Патриот отдувался, словно кузнецкие мехи и вытирал платком обильный пот со своей пунцовой физиономии.
– Как вы находите это, почтеннейший Калистрат Стратилактович? – не без гордой иронии отнесся к нему Ардальон Михайлович.
– То есть! что же-с? – пробормотал тот невнятно; – пашквиль какой-то… Значит, пашквилями заниматься изволите… Что ж, это похвально!
– Да не в том сила-с! – Каждый занимается чем может: кто от откупов наживается, плоть и кровь народную высасывает, а кто литературным трудом добывает; дело это, значит, от талантов и от способностей. А вы скажите-ка мне лучше, узнаете ли вы кого-нибудь в господине Низкохлебове?
– Почем же мне знать-с?.. Что вы там напишете, – я знать этого не могу… Откуда ж мне!..
– Э, полноте, батюшка! Чего тут политику-то эту!.. Давайте лучше дело начистоту: эта рукопись приготовлена мною для печати и отсылается завтра же в Питер, в самых верных и надежных руках. Вы знаете, что ведь меня все журналы печатают, а за эту штуку обеими руками ухватятся! Одна «Искра-то» чего стоит, а уж о других нечего и говорить!.. Впрочем я в «Искру» дам одно только извлеченьице, а всю эту штуку помещу в «Современнике». Скажите же откровенно: угодно вам, чтобы это все было целиком, как есть, пропечатано?
– Да мне-то что же-с!.. Конечно… я-то, собственно, не желал бы. Потому что ж это… марать отечественную литературу такими пашквилями. Дело зазорное-с!
Полояров нагло расхохотался.
– Да полноте вам, почтеннейший, вилять-то!.. Ведь мы отлично понимаем друг друга! – Не бойтесь, один другого не проведет! Скажите напрямик: я, мол, не желаю, чтобы это было напечатано! Тогда у нас и разговор пойдет настоящий, значит, по-Божьи!..
– Да ведь за это можно и к суду потянуть… Это ведь дело персональное-с, – погрозился патриот.
– Ге-ге! Куда хватили! – ухмыльнулся обличитель. – А позвольте спросить, за что же вы это к суду потянете? Что же вы на суде говорить-то станете? – что вот, меня, мол, господин Полояров изобразил в своем сочинении? Это, что ли? – А суд вас спросит: стало быть, вы признали самого себя? Ну, с чем вас и поздравляю! Ведь нынче, батюшка, не те времена-с; нынче гласность! газеты! – втемную, значит, нельзя сыграть! Почему вы тут признаете себя? Разве Низкохлебов то же самое, что Верхохлебов.
– Не то же, да похоже, – возразил сбитый с пункта Калистрат Стратилактович.
– Похоже да не с рожи, хоша к делу и гоже – знаете, как говорится это, по-простому! – подхватил Ардальон.
– Но я… я могу сказать, как дело было-с, как вы у меня в кабинете все это читали, как торговались…
– Можете! – согласился Полояров. – А где, позвольте узнать, – где у вас на все на это свидетели найдутся? Дело-то ведь у нас с глазу на глаз идет, а я – мало ль зачем мог приходить к вам! Кто видел? кто слышал? Нет-с, почтеннейший, ни хера вы на этом не возьмете! И мы ведь тоже не лыком шиты! А вы лучше, советую вам, эдак душевно, по-Божьи! Ну-с, так что же-с? – вопросительно прибавил он в заключение, – говорите просто: желаете, аль нет?
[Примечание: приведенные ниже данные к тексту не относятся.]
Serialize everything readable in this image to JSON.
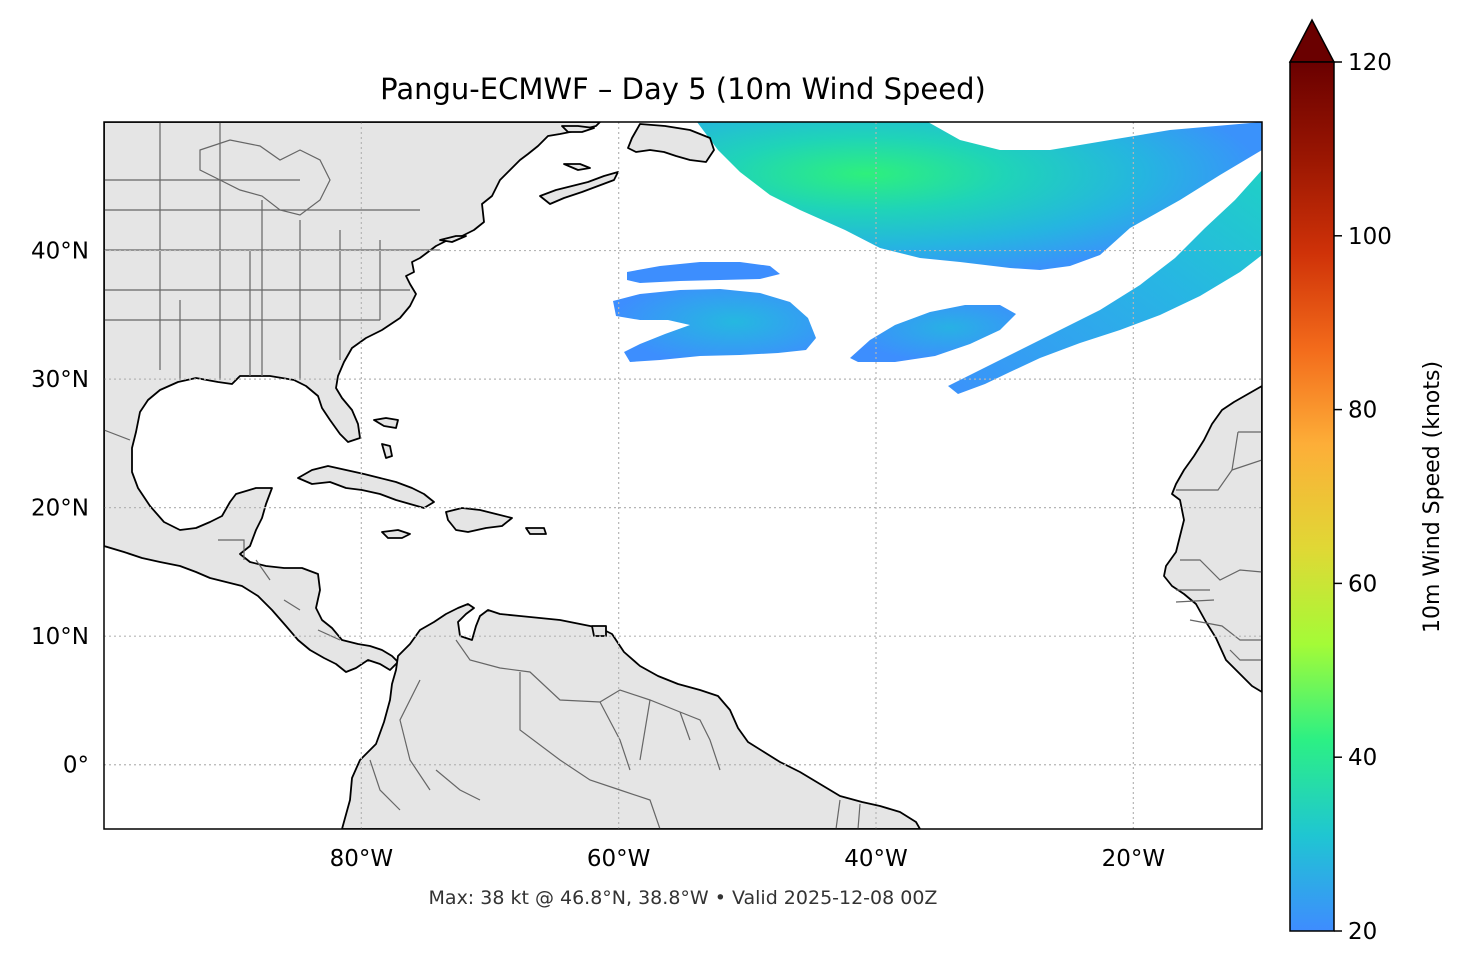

– Не желаю, – тихо и как бы стыдливо сказал, наконец, Верхохлебов, упорно глядя на ковер сильно потупленными глазами. В эту минуту у него просто дух захватило, "а ну, как хватит, каналья, сейчас такую цифрищу, от которой семь кругов огненных в глазах заколесятся?!"
– Не желаете? – прищурился Ардальон. Ну, так покупайте за тысячу рублей!
Верхохлебов чуть с места не вскочил, чуть в глаза не расхохотался своему мучителю, чуть дураком его не назвал. Но ярославская сметка молнией озарила его голову. Он тотчас же быстро сообразил положение противника, сравнительно со своим собственным, и солидно сдержал себя от всяких сильных и неуместных проявлений своих чувств и мыслей.
"Эге! подумал он. Малый-то, как видно, голяк, щелкопер… Ну, друг любезный, для тебя и тысячи, значит, уж больно много. Не к рылу тебе деньги такие… Не умеешь ты ими пользоваться!"
– Хе, хе, хе! – тихо засмеялся он в бороду, с чисто великорусским шильническим лукавством истого кулака. Тысячу!.. За что же-с тут тысячу?.. Как это вы легко такие крупные суммы валяете!.. У меня ведь не самодельная, чтобы на ветер, зря, по тысяче кидать!.. А вы не заламывайте – вы по душе скажите!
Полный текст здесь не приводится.